By Donella Meadows
–December 14, 1995–
Back a decade or two ago when we weren’t paying much attention, the advertising industry took over American politics, reducing debates to soundbites, using polls to tell politicians what to say, polishing image while banishing ideas.
Worst of all advertisers taught government leaders their central trick. Say any fool thing over and over and over, and it will start sounding plausible, or at least comfortably familiar. Repetition eats into peoples’ brains.
“You deserve a break today. No new taxes. Progress is our most important product. We stand for family values. Because you care enough to send the very best. We’re cutting Medicare in order to save Medicare.”
It’s bad enough to drum false claims into the heads of consumers. We may think for awhile that we’re getting beauty, health, love, youth, progress, when we’re really only buying stuff, but most of us wise up. The cost is only some unpaid credit cards and permanent disillusionment.
But when people to whom we hand the power of leadership solemnly parrot idiotic statements, by the time we catch on, we’re trillions of dollars in debt, we can’t afford medical care, our schools, roads, and communities have eroded, and our nation has wasted vast resources on fantastic ideologies.
The only defense I know against often-repeated lies is often-repeated truth. No one has unique access to truth, but one can usually find a good bit of it by looking in the opposite direction from where advertisers or politicians are pointing.
For example (and I would welcome readers’ additions to this list), turn around popular political rhetoric and you discover that:
– There is nothing wrong with taxes if they pay for important public services, competently administered.
– United States citizens pay less in taxes than the citizens of any other industrialized nation.
– Cutting taxes doesn’t necessarily release money for productive investment. It also releases money for conspicuous consumption and financial speculation.
– There are three ways to balance the government budget: raise taxes, cut military spending, cut public services. There is no rational reason to ignore the first two.

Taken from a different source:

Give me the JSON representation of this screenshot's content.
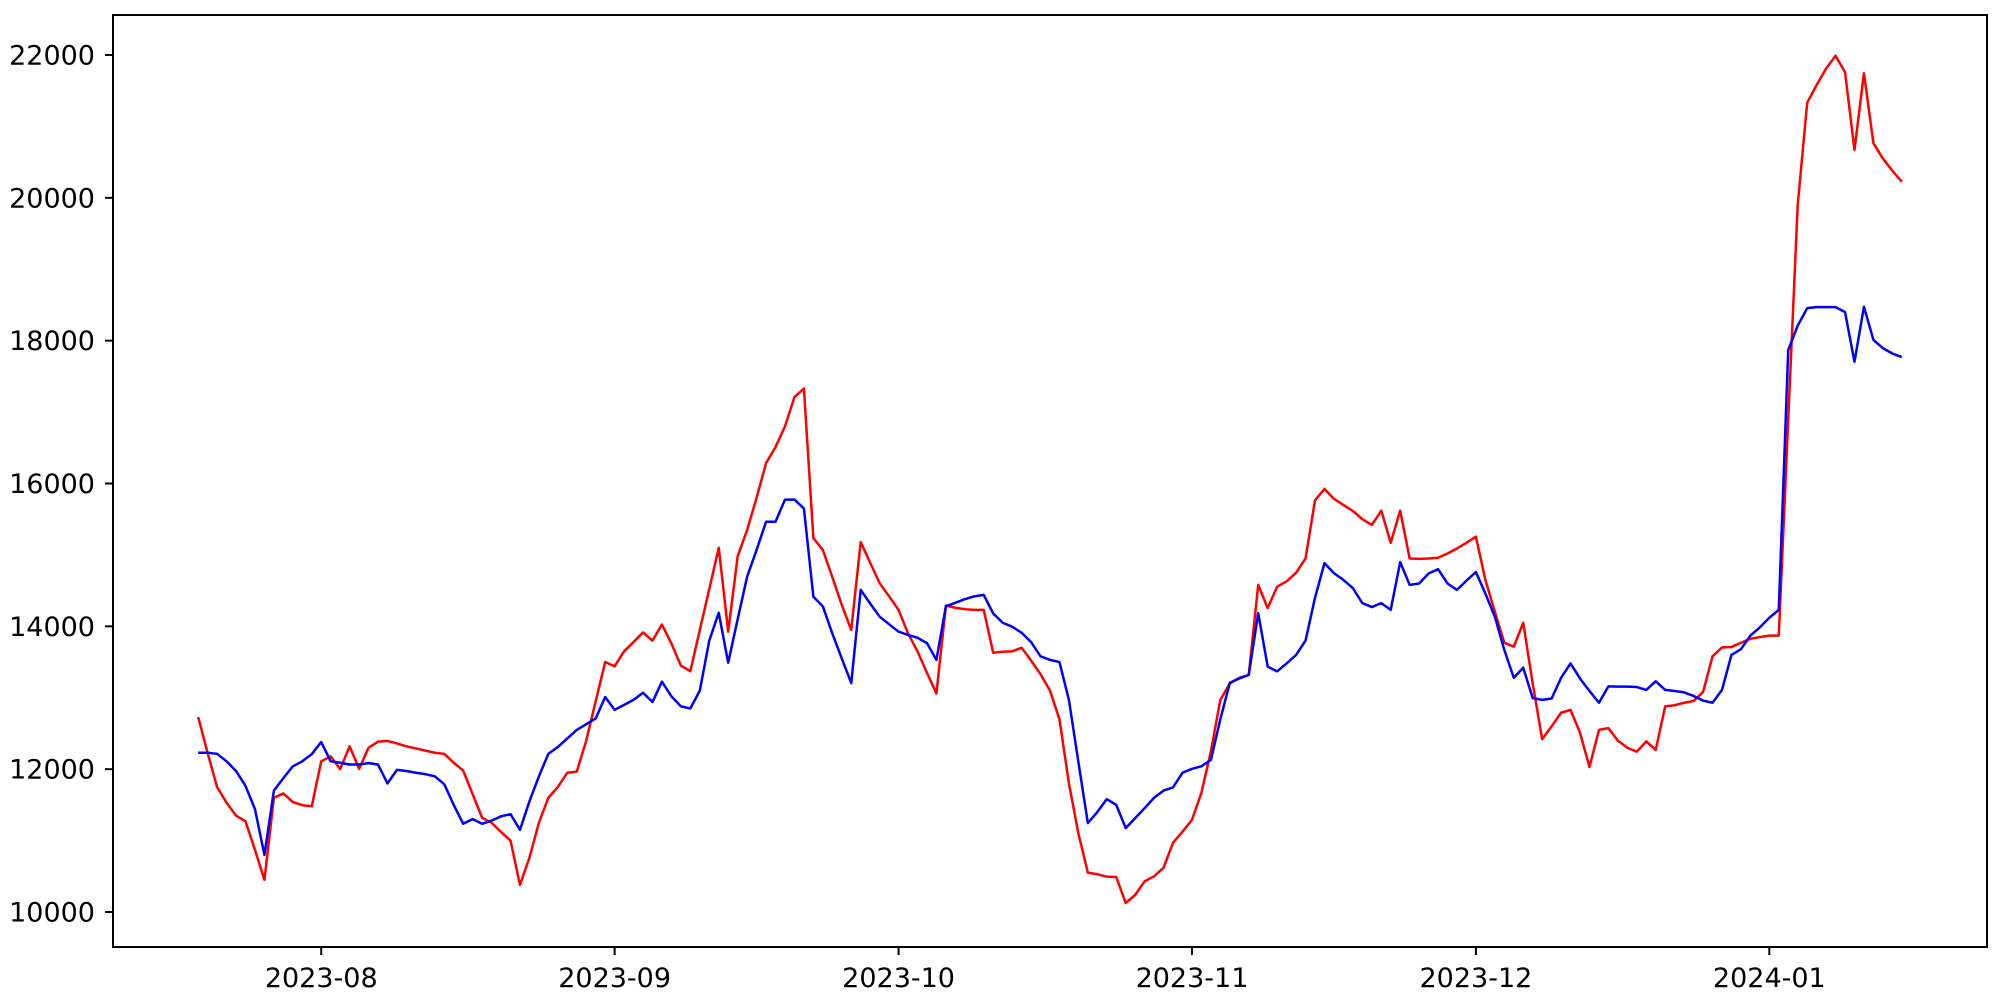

– The United States spends as much on weapons as do all other nations in the world put together, not because we need those weapons, but because weapons makers and politicians make corrupt deals. Much of our military spending does not strengthen our nation, it parasitizes our nation.
– A public job is no less worthy than a private job. A teacher, a policeman, a postmaster is at least as valuable as a sales clerk, a factory worker, an investment banker.
– Paying less than a decent wage for a full day’s work hurts the whole economy. Underpaid workers can’t be customers. Henry Ford knew he had to pay his workers enough to buy his Fords.
– Every industrialized nation except ours guarantees health care to all its citizens, pays less for health care than we do, and has lower infant mortality and higher life expectancy than we do. Those results are achieved with public, not private, health systems.
– The gap between the rich and the poor is higher in the U.S. than in any other developed nation. That’s not because our poor people are especially irresponsible; it’s because every market economy serves the rich more than the poor, and our government, instead of balancing that tendency as other governments do, also serves the rich more than the poor.
– A nation of haves and have-nots cannot be prosperous or safe or happy. It squanders more money dealing with the consequences of poverty than it would cost to end poverty.
– A good law administered in a stupid way (as are many of our environmental laws) is not fixed by eliminating the law. It is fixed by intelligent administration.
– Economic activity that destroys the environment (overfishing, overcutting of forests, dumping toxins) will ultimately destroy itself.
– Growth — of the economy, of the town or city, of the corporation — is a stupid goal, unless we say exactly what should grow, why, for how long, at what cost, paid by whom.
Our leaders don’t say these things and don’t want us to think these things. They would rather fill us with self-serving, short-sighted, microphone-enhanced falsehoods. So we have to say our own truths, over and over and over.
Say the truth you know. Say it to politicians and fellow citizens. Say it again, not louder, but with calm conviction. “It is error alone which needs the support of government,” said Thomas Jefferson. “Truth can stand by itself.”